We’ve all taught that one student who simply cannot sit down, scribbles across the screen or moves around so much that you feel like you’re getting vertigo. Here are my tips for how to make these classes fun and productive for the student as well as manageable for you.
By Teacher Eva Jasmine Cover
1) Refer to the student by name -When a student becomes especially distracted and I can tell she or he hasn’t listened to what I said, I ask my question again using his or her first name. Hearing his or her name reminds the student that you are communicating with them and not simply talking at them.
2) Channel “bad behavior” into participation -If a student can’t sit still, then build physical activity into the lesson. For example: if you answer the question correctly, jump two times or stand up when you hear the vocab word. If a student scribbles on the board, encourage them to draw the word you introduce or to circle it. This provides an avenue for the student to release excess energy while engaging in class.
3) Refocus the student with Simon Says -If the student really gets out of hand in class and can’t focus, stop the lesson for a moment, and play Simon Says. The student likely knows the game, knows it’s fun and will have to pay attention to you in order to play. You can even ask the student to stand up and sit down many times because it will help wear them out a little. When the student focuses up, you can return to the lesson.
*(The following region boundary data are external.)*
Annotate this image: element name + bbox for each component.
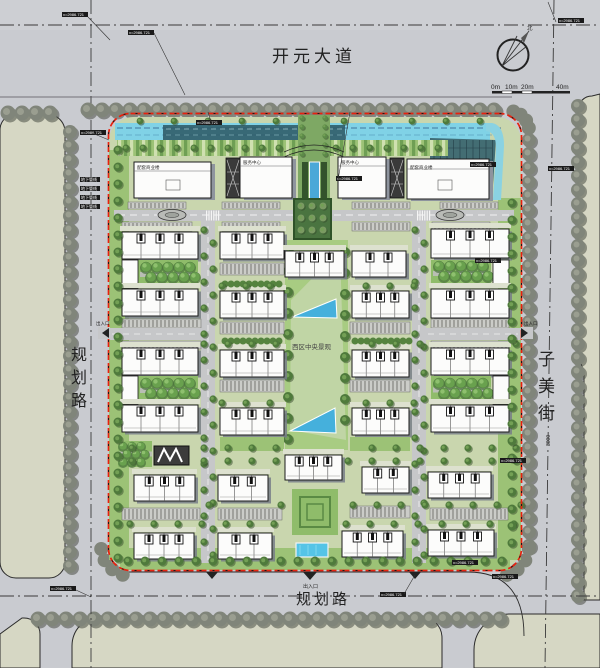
svg-text:x=2986.721: x=2986.721 (471, 162, 493, 167)
svg-text:x=2986.721: x=2986.721 (337, 176, 359, 181)
svg-text:划: 划 (71, 369, 87, 387)
svg-text:服务中心: 服务中心 (243, 159, 261, 166)
svg-text:街: 街 (538, 404, 555, 423)
svg-text:地下管线: 地下管线 (81, 194, 97, 200)
svg-text:x=2986.721: x=2986.721 (559, 18, 581, 23)
svg-text:地下管线: 地下管线 (81, 203, 97, 209)
svg-text:x=2986.721: x=2986.721 (63, 12, 85, 17)
svg-text:地下管线: 地下管线 (81, 185, 97, 191)
svg-text:子: 子 (538, 350, 555, 369)
svg-text:出入口: 出入口 (303, 583, 318, 590)
svg-text:配套商业楼: 配套商业楼 (137, 164, 160, 171)
svg-text:10m: 10m (505, 84, 518, 91)
svg-text:规划路: 规划路 (296, 591, 350, 608)
svg-text:开元大道: 开元大道 (272, 47, 356, 66)
svg-text:x=2986.721: x=2986.721 (501, 458, 523, 463)
svg-text:规: 规 (71, 346, 87, 364)
svg-text:20m: 20m (521, 84, 534, 91)
svg-text:x=2986.721: x=2986.721 (476, 258, 498, 263)
svg-text:服务中心: 服务中心 (341, 159, 359, 166)
svg-text:x=2986.721: x=2986.721 (129, 30, 151, 35)
svg-text:x=2986.721: x=2986.721 (51, 586, 73, 591)
svg-text:路: 路 (71, 392, 87, 410)
svg-text:x=2986.721: x=2986.721 (81, 130, 103, 135)
svg-text:北: 北 (527, 24, 533, 32)
svg-text:西区中央景观: 西区中央景观 (292, 342, 332, 351)
svg-text:40m: 40m (556, 84, 569, 91)
svg-text:地下管线: 地下管线 (81, 176, 97, 182)
svg-text:出入口: 出入口 (96, 320, 110, 327)
svg-text:0m: 0m (491, 84, 500, 91)
svg-text:美: 美 (538, 377, 555, 396)
svg-text:配套商业楼: 配套商业楼 (410, 164, 433, 171)
svg-text:x=2986.721: x=2986.721 (493, 574, 515, 579)
svg-text:x=2986.721: x=2986.721 (453, 560, 475, 565)
svg-text:x=2986.721: x=2986.721 (381, 592, 403, 597)
svg-text:x=2986.721: x=2986.721 (549, 166, 571, 171)
svg-text:出入口: 出入口 (524, 320, 538, 327)
svg-text:x=2986.721: x=2986.721 (197, 120, 219, 125)
svg-text:3000: 3000 (546, 435, 552, 446)
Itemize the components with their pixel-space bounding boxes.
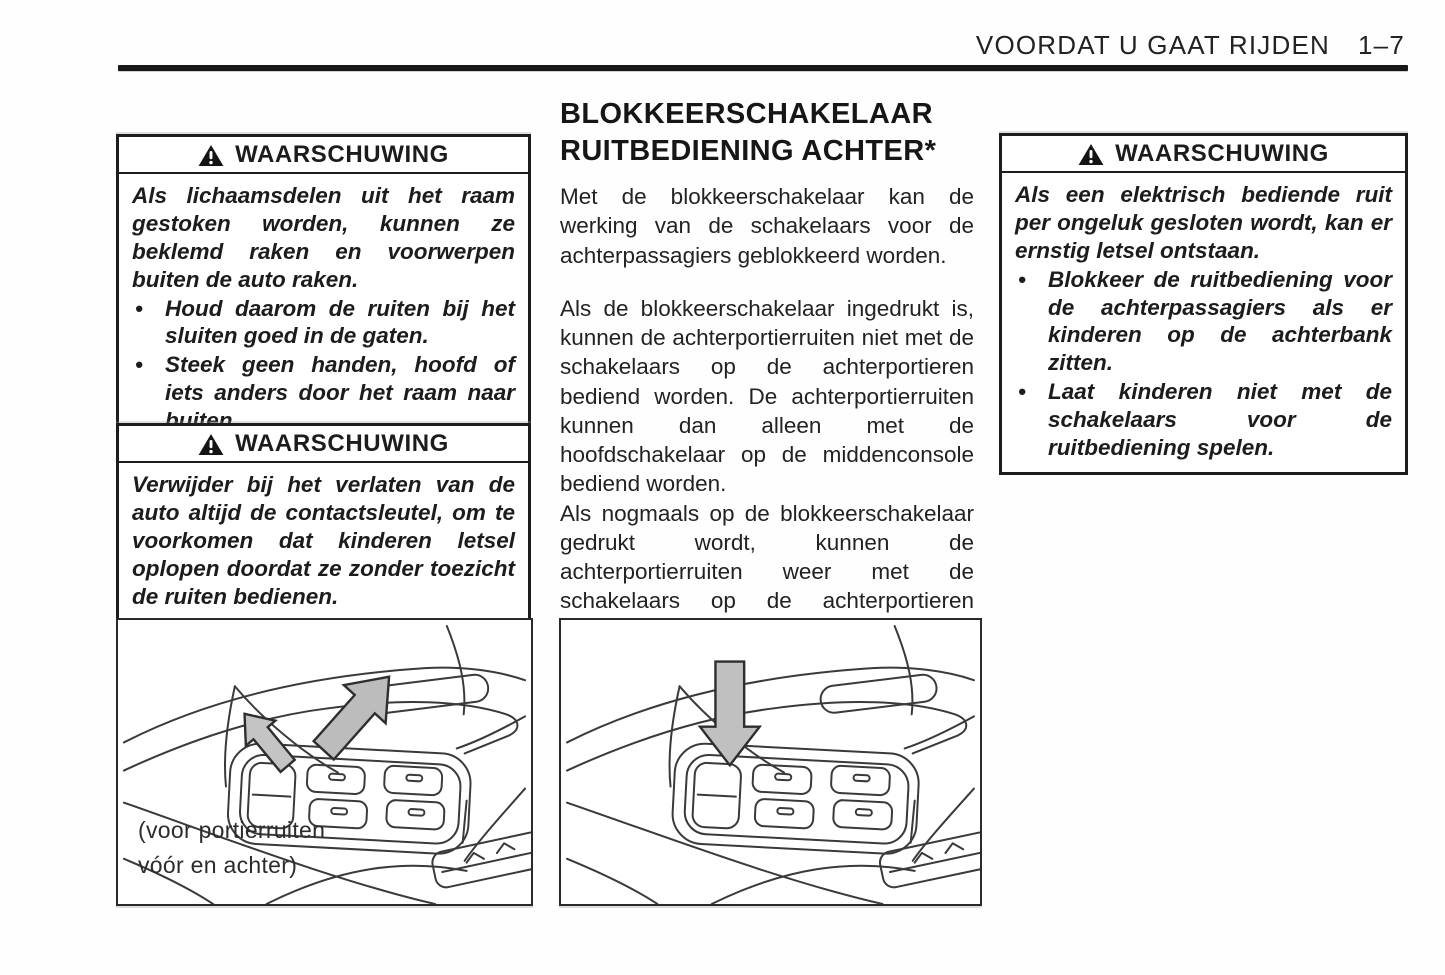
bullet-marker (1015, 266, 1048, 378)
warning-title-bar: WAARSCHUWING (1002, 136, 1405, 173)
warning-bullet: Houd daarom de ruiten bij het sluiten go… (132, 295, 515, 351)
header-rule (118, 65, 1408, 71)
warning-icon (198, 433, 224, 456)
header-section-title: VOORDAT U GAAT RIJDEN (976, 30, 1330, 61)
figure-caption-line2: vóór en achter) (138, 848, 325, 883)
header-page-number: 1–7 (1358, 30, 1405, 61)
body-paragraph: Met de blokkeerschakelaar kan de werking… (560, 182, 974, 270)
console-line-drawing (561, 620, 980, 904)
warning-body: Verwijder bij het verlaten van de auto a… (119, 463, 528, 620)
bullet-marker (132, 295, 165, 351)
body-paragraph: Als de blokkeerschakelaar ingedrukt is, … (560, 294, 974, 499)
warning-title-text: WAARSCHUWING (235, 430, 449, 458)
section-heading: BLOKKEERSCHAKELAAR RUITBEDIENING ACHTER* (560, 96, 974, 170)
warning-bullet: Blokkeer de ruitbediening voor de achter… (1015, 266, 1392, 378)
page-header: VOORDAT U GAAT RIJDEN 1–7 (976, 30, 1405, 61)
warning-title-text: WAARSCHUWING (1115, 140, 1329, 168)
door-pull (878, 827, 980, 889)
warning-title-bar: WAARSCHUWING (119, 137, 528, 174)
warning-bullet: Laat kinderen niet met de schakelaars vo… (1015, 378, 1392, 462)
figure-lock-switch (559, 618, 982, 906)
figure-caption: (voor portierruiten vóór en achter) (138, 813, 325, 882)
manual-page: VOORDAT U GAAT RIJDEN 1–7 WAARSCHUWING A… (0, 0, 1445, 975)
warning-icon (1078, 143, 1104, 166)
section-heading-line2: RUITBEDIENING ACHTER* (560, 133, 974, 170)
press-down-arrow-icon (700, 662, 760, 766)
warning-intro-text: Als lichaamsdelen uit het raam gestoken … (132, 182, 515, 294)
warning-title-text: WAARSCHUWING (235, 141, 449, 169)
warning-intro-text: Als een elektrisch bediende ruit per ong… (1015, 181, 1392, 265)
warning-body: Als een elektrisch bediende ruit per ong… (1002, 173, 1405, 472)
bullet-text: Houd daarom de ruiten bij het sluiten go… (165, 295, 515, 351)
switch-panel (671, 742, 920, 855)
bullet-text: Blokkeer de ruitbediening voor de achter… (1048, 266, 1392, 378)
section-lock-switch: BLOKKEERSCHAKELAAR RUITBEDIENING ACHTER*… (560, 96, 974, 645)
warning-body: Als lichaamsdelen uit het raam gestoken … (119, 174, 528, 445)
warning-title-bar: WAARSCHUWING (119, 426, 528, 463)
warning-box-ignition-key: WAARSCHUWING Verwijder bij het verlaten … (116, 423, 531, 623)
bullet-text: Laat kinderen niet met de schakelaars vo… (1048, 378, 1392, 462)
bullet-marker (1015, 378, 1048, 462)
figure-window-switches: (voor portierruiten vóór en achter) (116, 618, 533, 906)
warning-icon (198, 144, 224, 167)
figure-caption-line1: (voor portierruiten (138, 813, 325, 848)
door-pull (430, 827, 531, 889)
section-heading-line1: BLOKKEERSCHAKELAAR (560, 96, 974, 133)
warning-box-electric-window: WAARSCHUWING Als een elektrisch bediende… (999, 133, 1408, 475)
warning-box-window-pinch: WAARSCHUWING Als lichaamsdelen uit het r… (116, 134, 531, 448)
warning-body-text: Verwijder bij het verlaten van de auto a… (132, 471, 515, 610)
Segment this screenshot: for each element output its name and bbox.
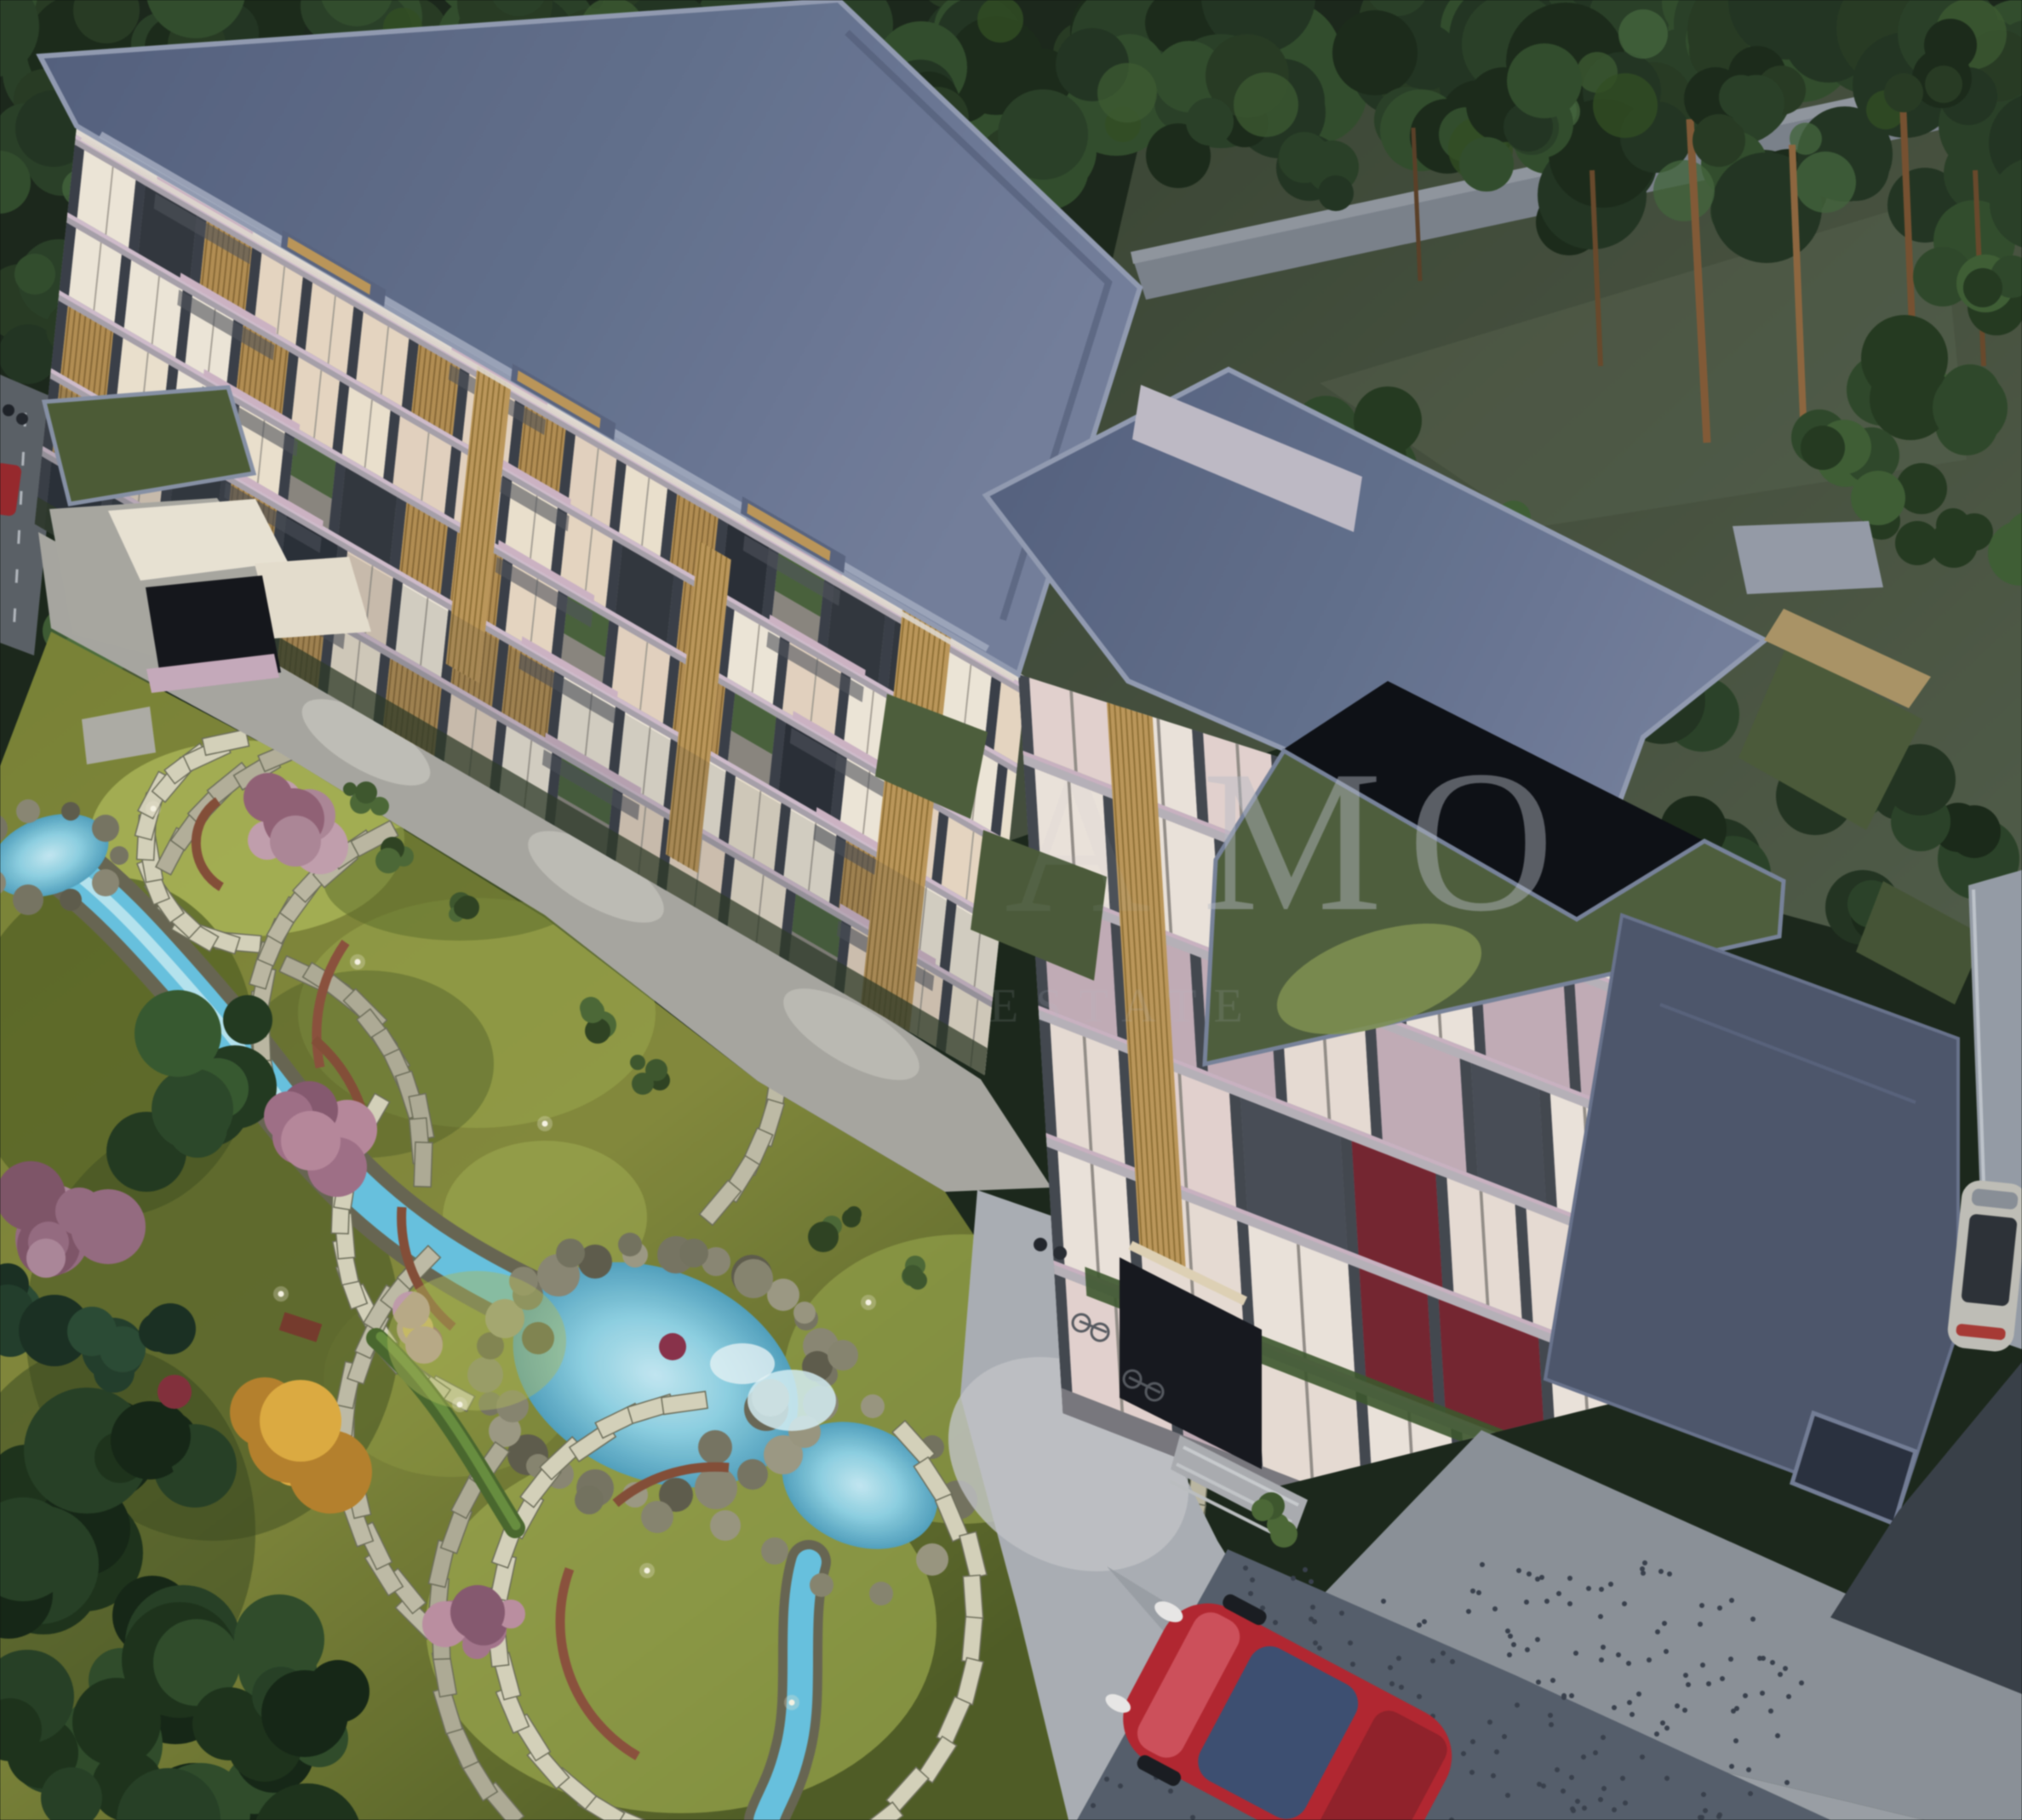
svg-text:A: A [1005,731,1151,955]
svg-text:MO: MO [1202,730,1580,953]
svg-text:ESTATE: ESTATE [989,980,1260,1033]
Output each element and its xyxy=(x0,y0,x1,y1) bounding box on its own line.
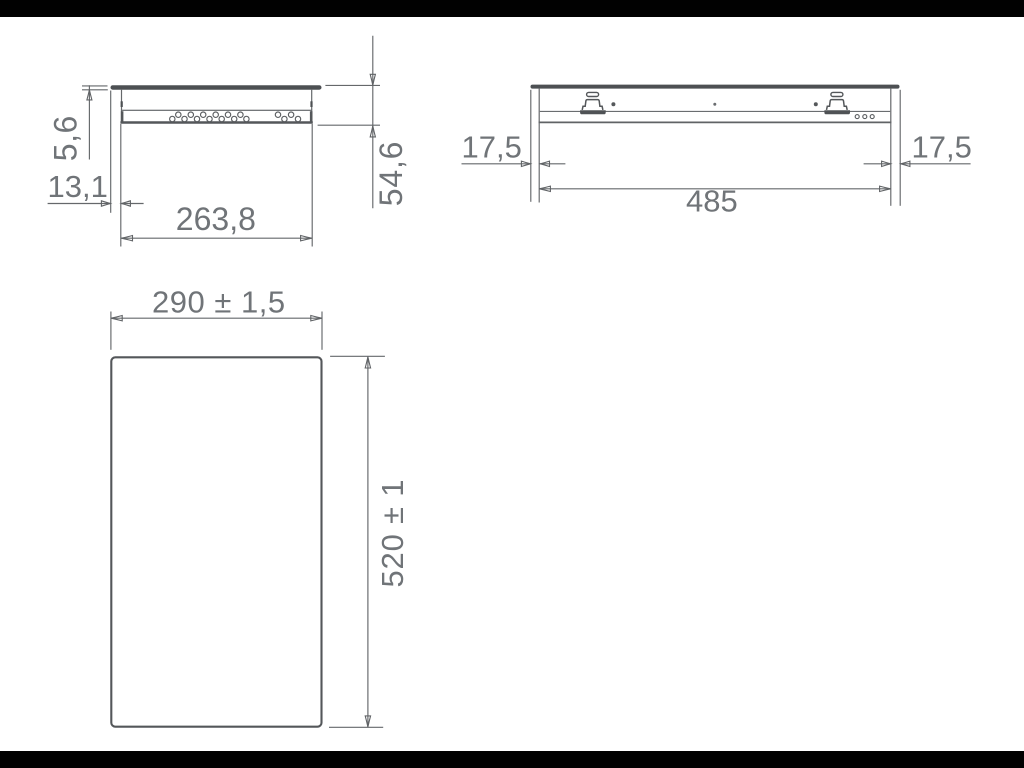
svg-text:17,5: 17,5 xyxy=(462,130,522,165)
svg-text:520 ± 1: 520 ± 1 xyxy=(375,479,410,588)
svg-text:54,6: 54,6 xyxy=(373,141,409,206)
svg-text:290 ± 1,5: 290 ± 1,5 xyxy=(152,284,286,319)
svg-text:17,5: 17,5 xyxy=(912,130,972,165)
svg-text:263,8: 263,8 xyxy=(176,201,256,237)
svg-text:485: 485 xyxy=(686,183,738,218)
svg-text:13,1: 13,1 xyxy=(48,169,108,204)
svg-text:5,6: 5,6 xyxy=(48,115,84,161)
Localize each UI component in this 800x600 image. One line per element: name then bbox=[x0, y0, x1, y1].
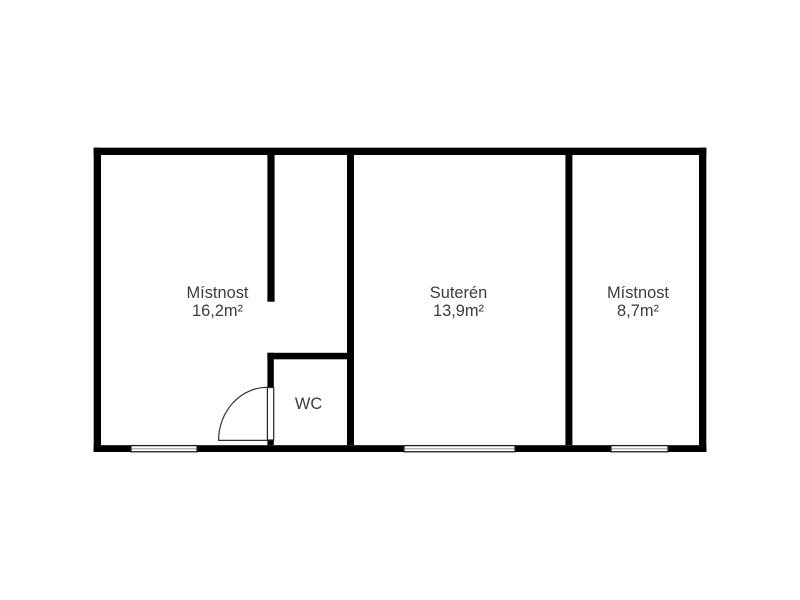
svg-text:Místnost: Místnost bbox=[607, 284, 669, 302]
svg-text:13,9m²: 13,9m² bbox=[433, 302, 485, 320]
svg-text:16,2m²: 16,2m² bbox=[192, 302, 244, 320]
svg-text:WC: WC bbox=[295, 395, 322, 413]
svg-text:Suterén: Suterén bbox=[430, 284, 487, 302]
svg-text:8,7m²: 8,7m² bbox=[617, 302, 659, 320]
svg-text:Místnost: Místnost bbox=[187, 284, 249, 302]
4) Keep calm and teach on -You create the environment in the classroom so even if the student yells in class, make sure that you do not raise you voice to speak over them because it sends the message that being loud is okay in the classroom. Even if you feel frustrated, try to remain positive, smiley and supportive.
5) Give clear, simple instructions -A teacher should always give clear, simple instructions, but it’s especially important when teaching a hyperactive child. Similarly, make sure that you are consistent with your instructions and firm about your expectations.
Teaching hyperactive students can be challenging, but also rewarding. Don’t forget to have fun with the student and think about what you would have enjoyed at that age. I hope these tips help!